Art Center Ukiah ‘Salon’ show set for Sept. 2 – The Ukiah Daily Journal

“Art Center Ukiah members loved our 2021 Salon show, so we’re doing it again,” states board member and show organizer Kate Gould. She continues with obvious excitement: “In the great Parisian tradition of stimulating, provocative and comprehensive autumn art exhibitions, the board members encouraged local artists to present their latest and most exciting works to be appreciated and discussed by all who they see them.” Unlike most ACU shows, this one doesn’t have a theme…it’s meant to be open to all.

Kate explains the tradition of the Salon in a bit more depth… “The Salon d’Automne was founded in 1903 as a reaction against the conservative politics of the official Paris Salon. Its purpose was to serve as an outlet for young artists and provide an opportunity to appeal to a popular audience. It stands out for its multidisciplinary approach.”

Wooden bowl by Richard Malarich (photo provided)

Art Center Ukiah follows this tradition, presenting artists working in an unusually wide variety of mediums, including encaustic, oil, watercolor, acrylic, wood, clay, and textiles.

Kate continues: “The original French salon dictated the stylistic preferences of the day, which was overwhelmingly classical. However, the Salon of 1863 refused (Salon of the Rejected) was created as a response to the large number of artists rejected by the official jury of the Salon of the French Academy. The first Salon de Refuses included today’s well-known artists – Manet (Le Dejeuner sur l’Herbe) and James Whistler (The White Girl). The Salon de Refuses led the way for Impressionism, which until 1874 consisted mainly of works by artists whose art was rejected by the more conservative Parisian society. We now recognize and honor a number of innovative painting styles that were exhibited in salons over the following decades: Impressionism, Post-Impressionism, Expressionism, Cubism, Surrealism, Modernism… to name a few.’

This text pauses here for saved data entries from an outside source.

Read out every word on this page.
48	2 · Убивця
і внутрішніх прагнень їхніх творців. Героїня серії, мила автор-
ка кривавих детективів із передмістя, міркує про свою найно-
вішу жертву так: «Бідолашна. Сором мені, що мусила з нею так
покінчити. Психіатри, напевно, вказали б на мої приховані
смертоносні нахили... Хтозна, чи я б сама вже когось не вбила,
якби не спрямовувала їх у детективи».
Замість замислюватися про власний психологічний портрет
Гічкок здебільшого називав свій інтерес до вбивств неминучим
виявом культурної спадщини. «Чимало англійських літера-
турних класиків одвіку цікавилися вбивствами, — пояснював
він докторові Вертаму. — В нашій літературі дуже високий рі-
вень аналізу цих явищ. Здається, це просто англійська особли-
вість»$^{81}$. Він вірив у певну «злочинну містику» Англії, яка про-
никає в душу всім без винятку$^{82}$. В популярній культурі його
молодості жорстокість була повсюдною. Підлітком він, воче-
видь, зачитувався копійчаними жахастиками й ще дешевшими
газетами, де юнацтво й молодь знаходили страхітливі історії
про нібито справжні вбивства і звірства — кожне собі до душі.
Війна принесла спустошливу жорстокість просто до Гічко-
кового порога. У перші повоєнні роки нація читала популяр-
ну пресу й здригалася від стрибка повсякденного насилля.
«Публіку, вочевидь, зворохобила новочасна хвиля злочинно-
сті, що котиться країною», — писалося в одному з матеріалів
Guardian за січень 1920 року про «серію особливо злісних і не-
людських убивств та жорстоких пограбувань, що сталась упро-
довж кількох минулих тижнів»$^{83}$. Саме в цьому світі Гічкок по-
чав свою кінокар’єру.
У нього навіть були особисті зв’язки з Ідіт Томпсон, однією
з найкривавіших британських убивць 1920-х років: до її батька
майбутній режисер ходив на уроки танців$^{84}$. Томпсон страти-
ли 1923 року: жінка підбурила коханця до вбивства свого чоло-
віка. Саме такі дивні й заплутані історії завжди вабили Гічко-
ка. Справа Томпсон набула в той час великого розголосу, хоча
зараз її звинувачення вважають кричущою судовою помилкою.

“It’s also remarkable that women received informal education in the salon,” Kate points out. “It was there that they were able to mix with male artists and exchange opinions and ideas with those who appreciated the culture.” Female artists at the time were almost completely excluded from showing their work or actively participating in the art scene.

Kate promises: “The wall at September’s ACU Salon is an assortment of works that will surprise, but perhaps not always appeal to everyone.” The point, she clarifies with a wink, “is that the show should generate interest, criticism and a lively conversation… just like in the days of the original Salon des Refusés.”

The ACU September Salon d’Automne will showcase artwork by an amazing group of local artists including Adon Valenciano, Margot Frank, Mariko Irie, Jan Heumann, Richard Malarich, Lisa Orselli, Lisa Rosenstreich, Lynn Williams, Nancy Collins, Satoko Barash, Chris Bing and Jan Wax, Laura Corben, Nan Frenkel, Mary Hall, Michael Hall, and Alberto Lozano Ruvalcaba, to name a few. There are many more outstanding artists showing their work in this exhibition.

Kate explains that her intention to reach such a large community of artists is to “give artists who don’t regularly show their work in our gallery an opportunity to be seen”. She continues: “I am a firm believer in encouraging more people to participate in our exhibitions. It’s great that some of the contributors are supporters of the gallery, but it’s the new work I’m most keen to see on the wall.” Kate’s final words on the subject were ‘Be prepared to be surprised!’

The first Friday opening celebration of the Salon d’Automne will be September 2nd from 5 to 8 pm in ACU’s back space at the Corner Gallery (201 S. State St., Ukiah). Live music will be provided by Michael Oberg.

There will be a special free event open to the public during the first weekend of the show. In lieu of a class, the Ukiah Art Center will host a lecture on Saturday, September 3 from 2 to 3 p.m. Gary Martin, MA, director of the Willits Center for the Arts and noted art historian, will take us on a journey through Impressionism and talk about how the style was shocking to the public but accepted in the salon show called Salon does Refuses.

This is where Impressionism was seen by the public and garnered both acceptance and derision. This introduction to Impressionism and its history is a fascinating account of what are now some of the most beloved paintings we know. Due to concerns about COVID, the lecture will be limited to 20 people. The registration sheet is at the reception in the Corner Gallery.